Solve for 0 =< x =< 360

root 3 sin x + cos x = 0


show working or explain how you did it or something please

 

[Elvin]

don't use t formula.

 

[webby234]

You don't need t, you've missed the simple solution!

rt3 sinx = -cosx

-1/rt3 = sinx/cosx

tanx = -1/rt3

x = 150, 330

 

[housemouse]

T results are for 3 unit

 

[Elvin]

hence the don't use t formula.

 

[GaDaMIt]

ok thanks for that.. just one more..

Solve each of these homogeneous equations for 0 =< x =< 360 by dividing both sides by a suitable power of cos x. Give solutions to the nearest minute where necessary.

sin^3x + 2 sin^2x cosx + sinx cos^2x = 0

answers say 0, 180, 360, 135, 315.. im only getting those last two.. 135, 315?

i get up to (tanx + 1)^2 = 0..

 

[Trev]

Taking out a factor of sinx and dividing by cos²x you should get:
sinx(tan²x+2tanx+1)=0
sinx(tan²x+1)²=0
The sinx will give you the other required solutions.

 

[webby234]

sin^3x + 2 sin^2x cosx + sinx cos^2x = 0

tan³x + 2tan²x + tanx = 0
tanx(tan²x + 2 tanx + 1) = 0
tanx(tanx + 1)² = 0

I think your problem comes here - you are neglecting the possibility that tan x = 0. The solutions are

tanx = -1 OR tanx = 0
So you get 135, 315 for the first one and 0, 180, 360 for the second one.

 

[webby234]

Haha three posts in a minute all giving slightly differnet solutions. airie, that is not the problem, as cos x is only zero at 90, 270 which are not solutions in this case. If cosx is zero, then sinx will still not be zero, so the equation is not satisfied.

 

[Riviet]

Webby's got it right.

 

[GaDaMIt]

Taking out a factor of sinx and dividing by cos²x you should get:
sinx(tan²x+2tanx+1)=0
sinx(tan²x+1)²=0
The sinx will give you the other required solutions.

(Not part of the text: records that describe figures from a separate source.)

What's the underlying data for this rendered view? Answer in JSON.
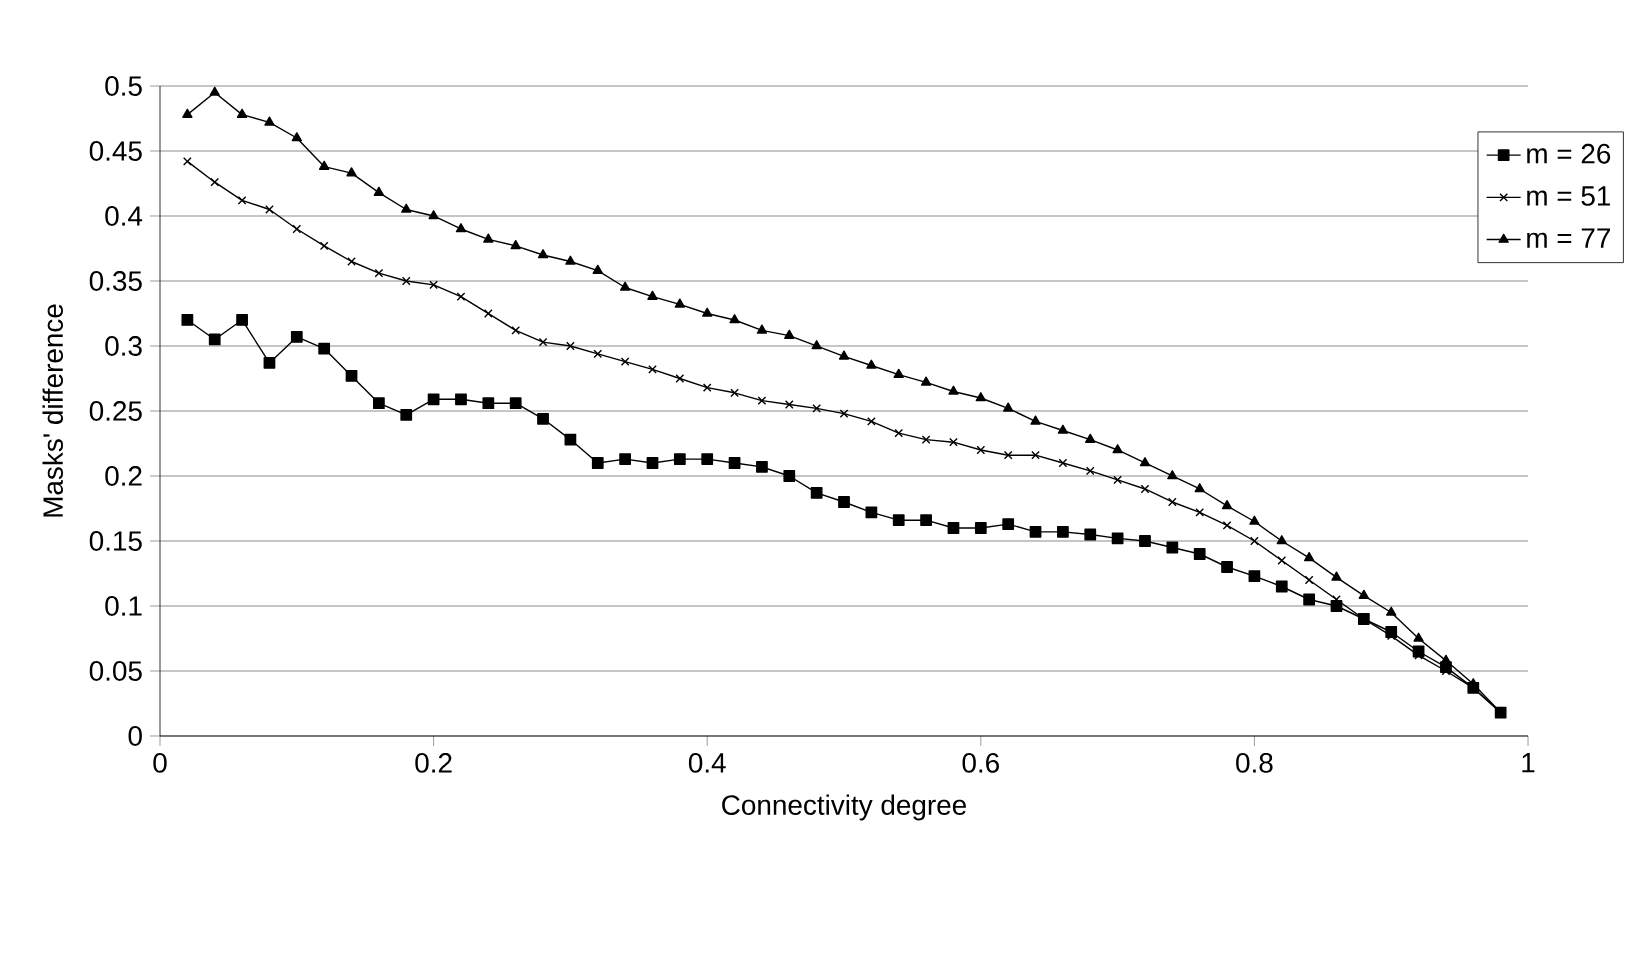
{
  "chart_data": {
    "type": "line",
    "xlabel": "Connectivity degree",
    "ylabel": "Masks' difference",
    "x": [
      0.02,
      0.04,
      0.06,
      0.08,
      0.1,
      0.12,
      0.14,
      0.16,
      0.18,
      0.2,
      0.22,
      0.24,
      0.26,
      0.28,
      0.3,
      0.32,
      0.34,
      0.36,
      0.38,
      0.4,
      0.42,
      0.44,
      0.46,
      0.48,
      0.5,
      0.52,
      0.54,
      0.56,
      0.58,
      0.6,
      0.62,
      0.64,
      0.66,
      0.68,
      0.7,
      0.72,
      0.74,
      0.76,
      0.78,
      0.8,
      0.82,
      0.84,
      0.86,
      0.88,
      0.9,
      0.92,
      0.94,
      0.96,
      0.98
    ],
    "series": [
      {
        "name": "m = 26",
        "color": "#000000",
        "marker": "square",
        "values": [
          0.32,
          0.305,
          0.32,
          0.287,
          0.307,
          0.298,
          0.277,
          0.256,
          0.247,
          0.259,
          0.259,
          0.256,
          0.256,
          0.244,
          0.228,
          0.21,
          0.213,
          0.21,
          0.213,
          0.213,
          0.21,
          0.207,
          0.2,
          0.187,
          0.18,
          0.172,
          0.166,
          0.166,
          0.16,
          0.16,
          0.163,
          0.157,
          0.157,
          0.155,
          0.152,
          0.15,
          0.145,
          0.14,
          0.13,
          0.123,
          0.115,
          0.105,
          0.1,
          0.09,
          0.08,
          0.065,
          0.053,
          0.037,
          0.018
        ]
      },
      {
        "name": "m = 51",
        "color": "#000000",
        "marker": "cross",
        "values": [
          0.442,
          0.426,
          0.412,
          0.405,
          0.39,
          0.377,
          0.365,
          0.356,
          0.35,
          0.347,
          0.338,
          0.325,
          0.312,
          0.303,
          0.3,
          0.294,
          0.288,
          0.282,
          0.275,
          0.268,
          0.264,
          0.258,
          0.255,
          0.252,
          0.248,
          0.242,
          0.233,
          0.228,
          0.226,
          0.22,
          0.216,
          0.216,
          0.21,
          0.204,
          0.197,
          0.19,
          0.18,
          0.172,
          0.162,
          0.15,
          0.135,
          0.12,
          0.105,
          0.09,
          0.077,
          0.062,
          0.05,
          0.037,
          0.018
        ]
      },
      {
        "name": "m = 77",
        "color": "#000000",
        "marker": "triangle",
        "values": [
          0.478,
          0.495,
          0.478,
          0.472,
          0.46,
          0.438,
          0.433,
          0.418,
          0.405,
          0.4,
          0.39,
          0.382,
          0.377,
          0.37,
          0.365,
          0.358,
          0.345,
          0.338,
          0.332,
          0.325,
          0.32,
          0.312,
          0.308,
          0.3,
          0.292,
          0.285,
          0.278,
          0.272,
          0.265,
          0.26,
          0.252,
          0.242,
          0.235,
          0.228,
          0.22,
          0.21,
          0.2,
          0.19,
          0.177,
          0.165,
          0.15,
          0.137,
          0.122,
          0.108,
          0.095,
          0.075,
          0.058,
          0.04,
          0.018
        ]
      }
    ],
    "xlim": [
      0,
      1
    ],
    "xticks": [
      0,
      0.2,
      0.4,
      0.6,
      0.8,
      1
    ],
    "ylim": [
      0,
      0.5
    ],
    "yticks": [
      0,
      0.05,
      0.1,
      0.15,
      0.2,
      0.25,
      0.3,
      0.35,
      0.4,
      0.45,
      0.5
    ],
    "grid": "y",
    "legend": "top right",
    "line_style": "solid"
  }
}
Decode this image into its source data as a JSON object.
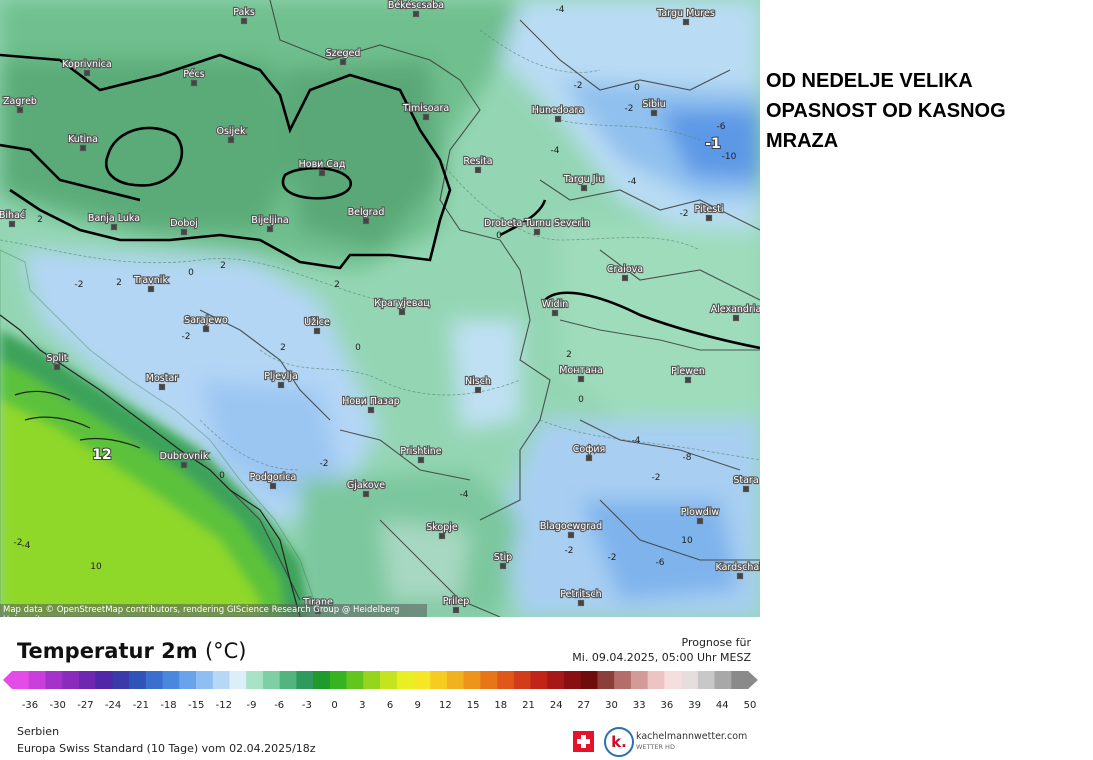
{
  "headline": {
    "line1": "OD NEDELJE VELIKA",
    "line2": "OPASNOST OD KASNOG",
    "line3": "MRAZA"
  },
  "map": {
    "attribution": "Map data © OpenStreetMap contributors, rendering GIScience Research Group @ Heidelberg University",
    "cities": [
      "Paks",
      "Békéscsaba",
      "Targu Mures",
      "Koprivnica",
      "Pécs",
      "Szeged",
      "Zagreb",
      "Timisoara",
      "Hunedoara",
      "Sibiu",
      "Osijek",
      "Kutina",
      "Нови Сад",
      "Resita",
      "Targu Jiu",
      "Banja Luka",
      "Doboj",
      "Bijeljina",
      "Belgrad",
      "Drobeta-Turnu Severin",
      "Pitesti",
      "Bihać",
      "Travnik",
      "Крагујевац",
      "Craiova",
      "Sarajewo",
      "Užice",
      "Widin",
      "Alexandria",
      "Mostar",
      "Pljevlja",
      "Nisch",
      "Монтана",
      "Plewen",
      "Нови Пазар",
      "Dubrovnik",
      "Prishtine",
      "София",
      "Podgorica",
      "Gjakove",
      "Stara",
      "Plowdiw",
      "Skopje",
      "Blagoewgrad",
      "Kardschali",
      "Stip",
      "Petritsch",
      "Tirane",
      "Prilep",
      "Split"
    ],
    "contour_labels": [
      "-4",
      "-2",
      "-2",
      "0",
      "-4",
      "-1",
      "-6",
      "-10",
      "-2",
      "-4",
      "2",
      "2",
      "2",
      "0",
      "-2",
      "2",
      "0",
      "-2",
      "2",
      "0",
      "-4",
      "0",
      "-2",
      "-4",
      "-2",
      "-8",
      "-6",
      "10",
      "12",
      "10",
      "0",
      "2",
      "-2",
      "-2",
      "-4",
      "-2"
    ]
  },
  "legend": {
    "title": "Temperatur 2m",
    "unit": "(°C)",
    "ticks": [
      "-36",
      "-30",
      "-27",
      "-24",
      "-21",
      "-18",
      "-15",
      "-12",
      "-9",
      "-6",
      "-3",
      "0",
      "3",
      "6",
      "9",
      "12",
      "15",
      "18",
      "21",
      "24",
      "27",
      "30",
      "33",
      "36",
      "39",
      "44",
      "50"
    ],
    "colors": [
      "#e54be8",
      "#c93fdb",
      "#a632cc",
      "#8a2bbd",
      "#6d27b0",
      "#5126a8",
      "#3b3aa8",
      "#2f53b8",
      "#3a6fd0",
      "#4a88e0",
      "#68a3ec",
      "#8ebef2",
      "#b6d7f6",
      "#dceefa",
      "#a8e3c8",
      "#7fcfa5",
      "#54b47f",
      "#2f9a5e",
      "#1e9a2e",
      "#36b321",
      "#62c61f",
      "#95d61c",
      "#c3e41e",
      "#e8ef22",
      "#f5e626",
      "#f5cd21",
      "#f2b11e",
      "#ee941b",
      "#e87619",
      "#df5818",
      "#d23c18",
      "#c22418",
      "#a81717",
      "#8a0f10",
      "#6e0d0c",
      "#8c3f3a",
      "#b36e6a",
      "#d49a98",
      "#eec3c3",
      "#f7dede",
      "#e6dede",
      "#c8c8c8",
      "#a8a8a8",
      "#8a8a8a"
    ]
  },
  "forecast": {
    "label": "Prognose für",
    "datetime": "Mi. 09.04.2025, 05:00 Uhr MESZ"
  },
  "meta": {
    "region": "Serbien",
    "model": "Europa Swiss Standard (10 Tage) vom  02.04.2025/18z"
  },
  "brand": {
    "name": "kachelmannwetter.com",
    "sub": "WETTER HD",
    "logo_letter": "k."
  }
}
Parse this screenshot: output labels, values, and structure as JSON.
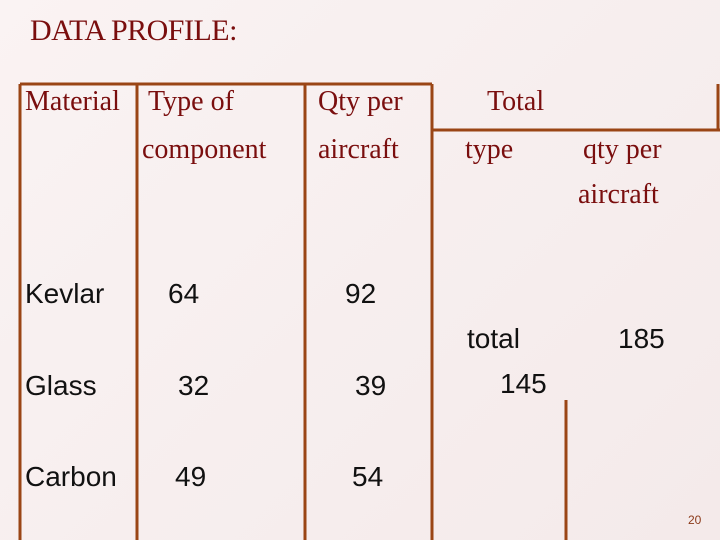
{
  "title": "DATA PROFILE:",
  "table": {
    "headers": {
      "material": "Material",
      "type_of_component": [
        "Type of",
        "component"
      ],
      "qty_per_aircraft": [
        "Qty per",
        "aircraft"
      ],
      "total": [
        "Total",
        "type"
      ],
      "total_qty": [
        "qty per",
        "aircraft"
      ]
    },
    "rows": [
      [
        "Kevlar",
        "64",
        "92"
      ],
      [
        "Glass",
        "32",
        "39"
      ],
      [
        "Carbon",
        "49",
        "54"
      ]
    ],
    "totals": {
      "type_label": "total",
      "type_value": "145",
      "qty_value": "185"
    }
  },
  "page_number": "20"
}
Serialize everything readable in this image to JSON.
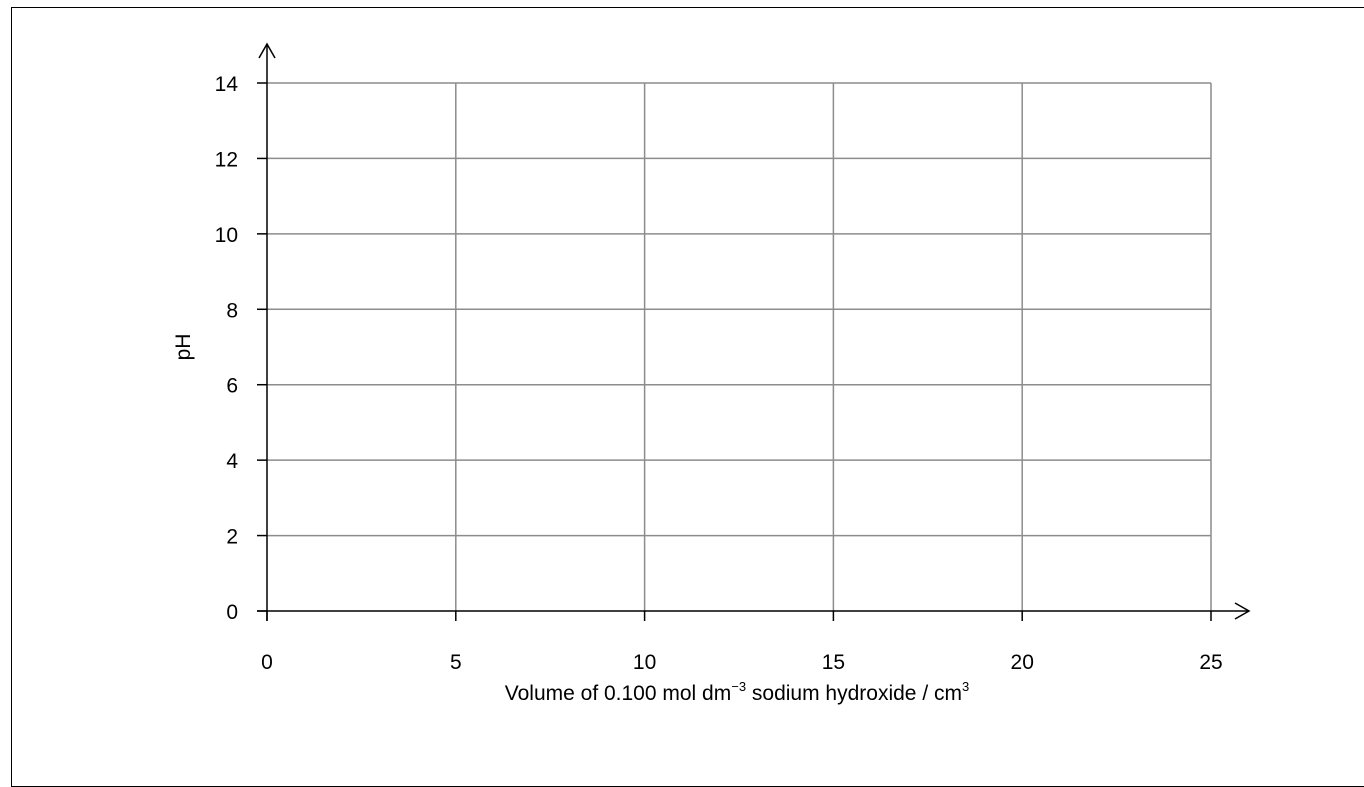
{
  "chart_data": {
    "type": "line",
    "title": "",
    "xlabel": {
      "prefix": "Volume of 0.100 mol dm",
      "sup1": "−3",
      "middle": " sodium hydroxide / cm",
      "sup2": "3"
    },
    "ylabel": "pH",
    "xlim": [
      0,
      25
    ],
    "ylim": [
      0,
      14
    ],
    "x_ticks": [
      0,
      5,
      10,
      15,
      20,
      25
    ],
    "y_ticks": [
      0,
      2,
      4,
      6,
      8,
      10,
      12,
      14
    ],
    "grid": true,
    "series": []
  },
  "colors": {
    "grid": "#8c8c8c",
    "axis": "#000000",
    "frame": "#000000"
  }
}
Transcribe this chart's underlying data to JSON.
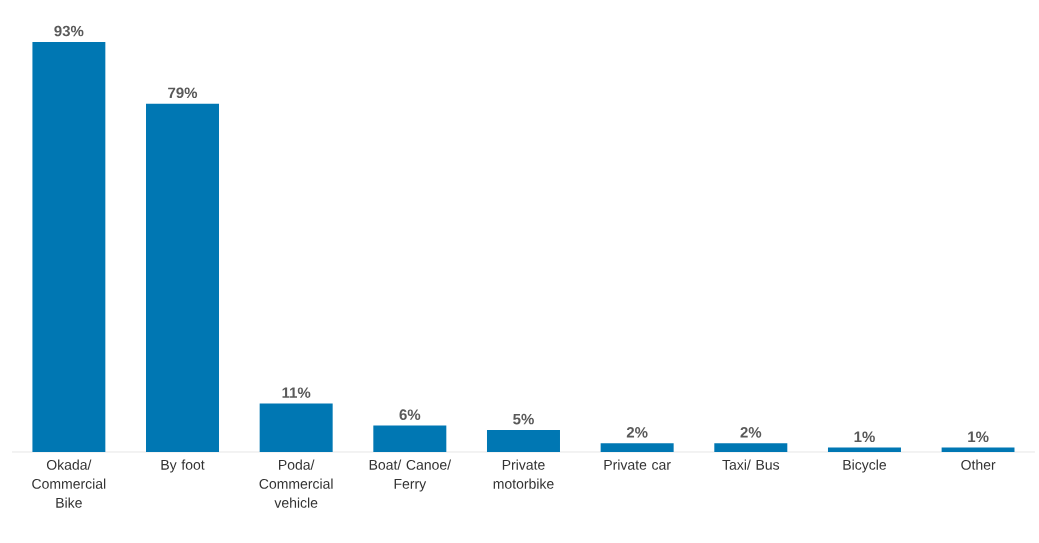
{
  "chart_data": {
    "type": "bar",
    "categories": [
      "Okada/ Commercial Bike",
      "By foot",
      "Poda/ Commercial vehicle",
      "Boat/ Canoe/ Ferry",
      "Private motorbike",
      "Private car",
      "Taxi/ Bus",
      "Bicycle",
      "Other"
    ],
    "values": [
      93,
      79,
      11,
      6,
      5,
      2,
      2,
      1,
      1
    ],
    "value_labels": [
      "93%",
      "79%",
      "11%",
      "6%",
      "5%",
      "2%",
      "2%",
      "1%",
      "1%"
    ],
    "color": "#0077b3"
  }
}
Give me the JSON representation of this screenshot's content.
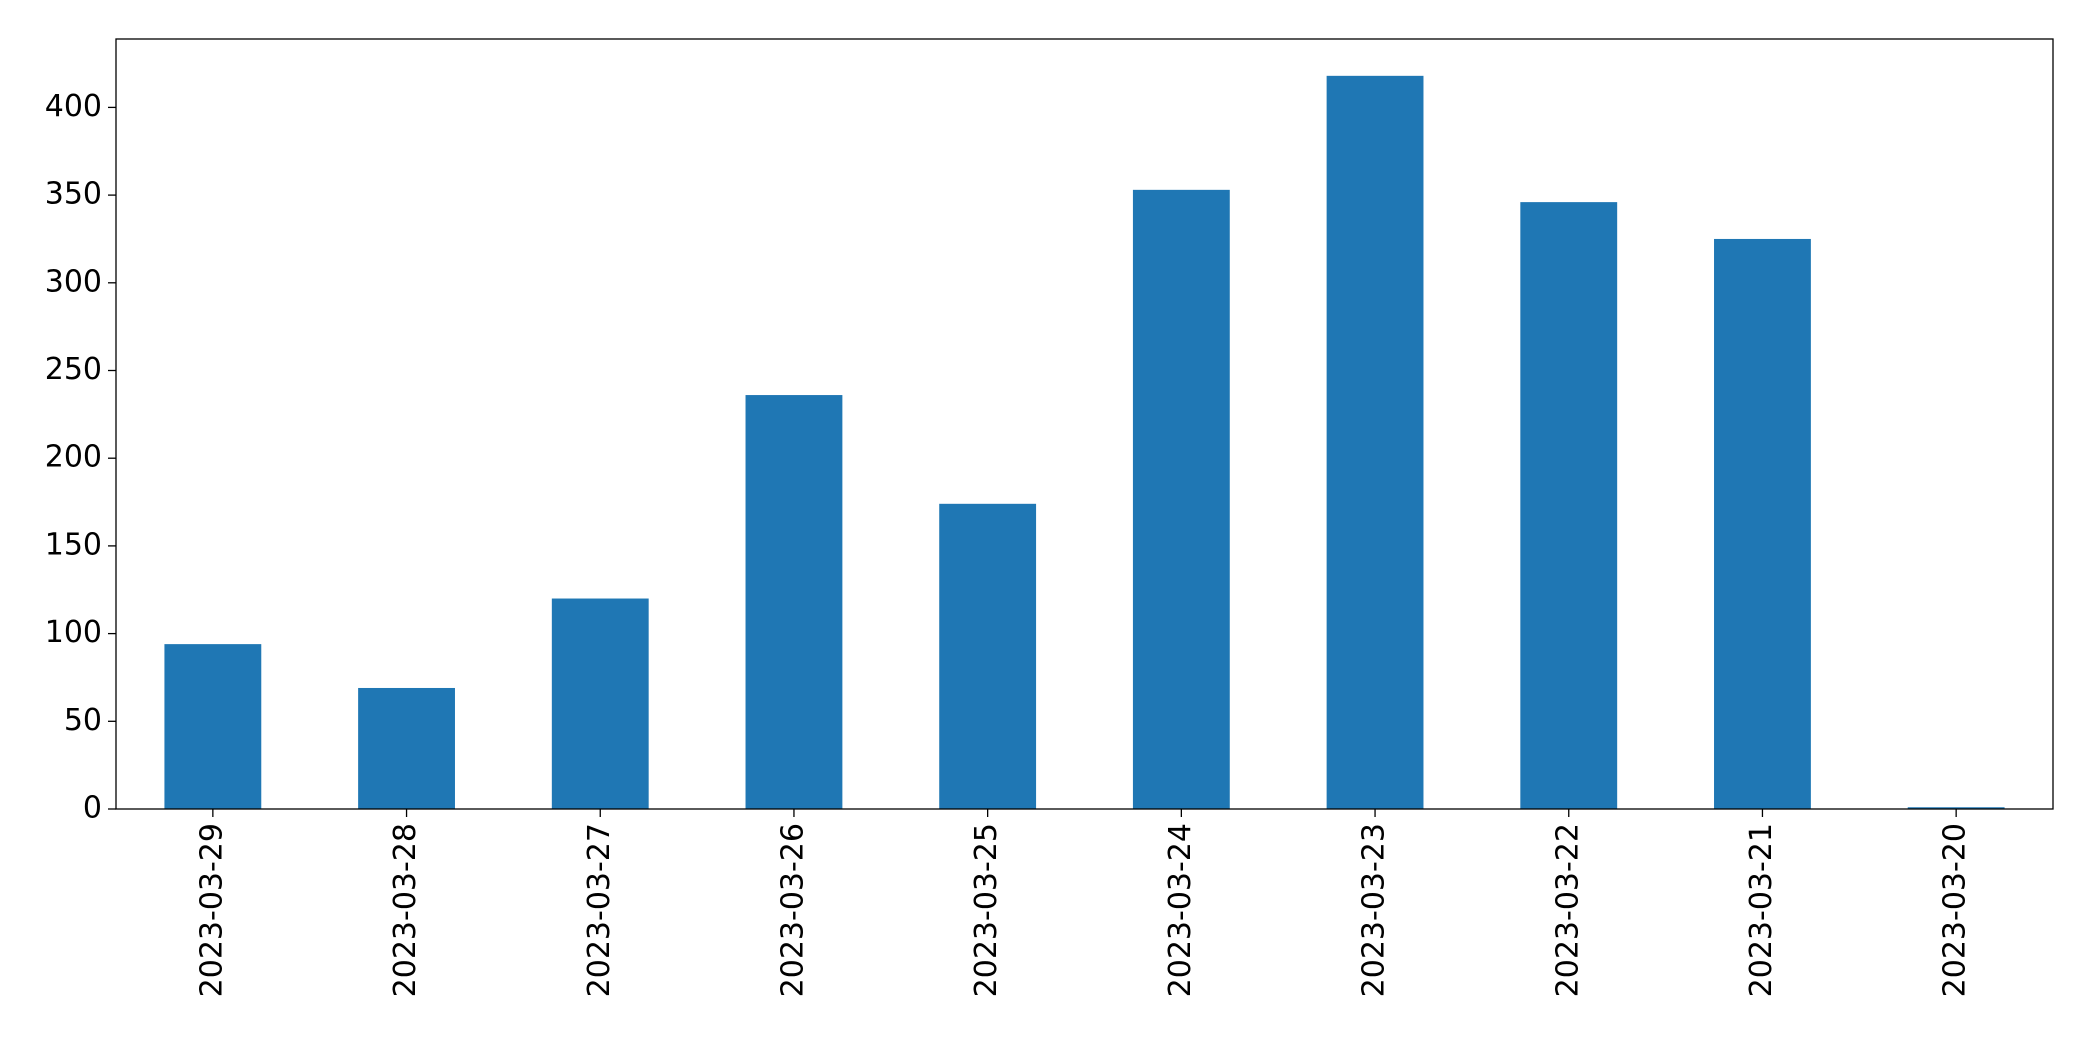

sin^3x + 2 sin^2x cosx + sinx cos^2x = 0

tan³x + 2tan²x + tanx = 0
tanx(tan²x + 2 tanx + 1) = 0
tanx(tanx + 1)² = 0

I think your problem comes here - you are neglecting the possibility that tan x = 0. The solutions are

tanx = -1 OR tanx = 0
So you get 135, 315 for the first one and 0, 180, 360 for the second one.

Ahh yeah.. i see LOL stupid mistake.. my bad.. thanks HEAPS GUYS !!

 

[airie]

Haha three posts in a minute all giving slightly differnet solutions. airie, that is not the problem, as cos x is only zero at 90, 270 which are not solutions in this case. If cosx is zero, then sinx will still not be zero, so the equation is not satisfied.

Oh yes, that's right Post deleted

 

[Elvin]

Taking out a factor of sinx and dividing by cos²x you should get:
sinx(tan²x+2tanx+1)=0
sinx(tan²x+1)²=0
The sinx will give you the other required solutions.

touche by taking the sinx and not the tanx out.
touche salesman.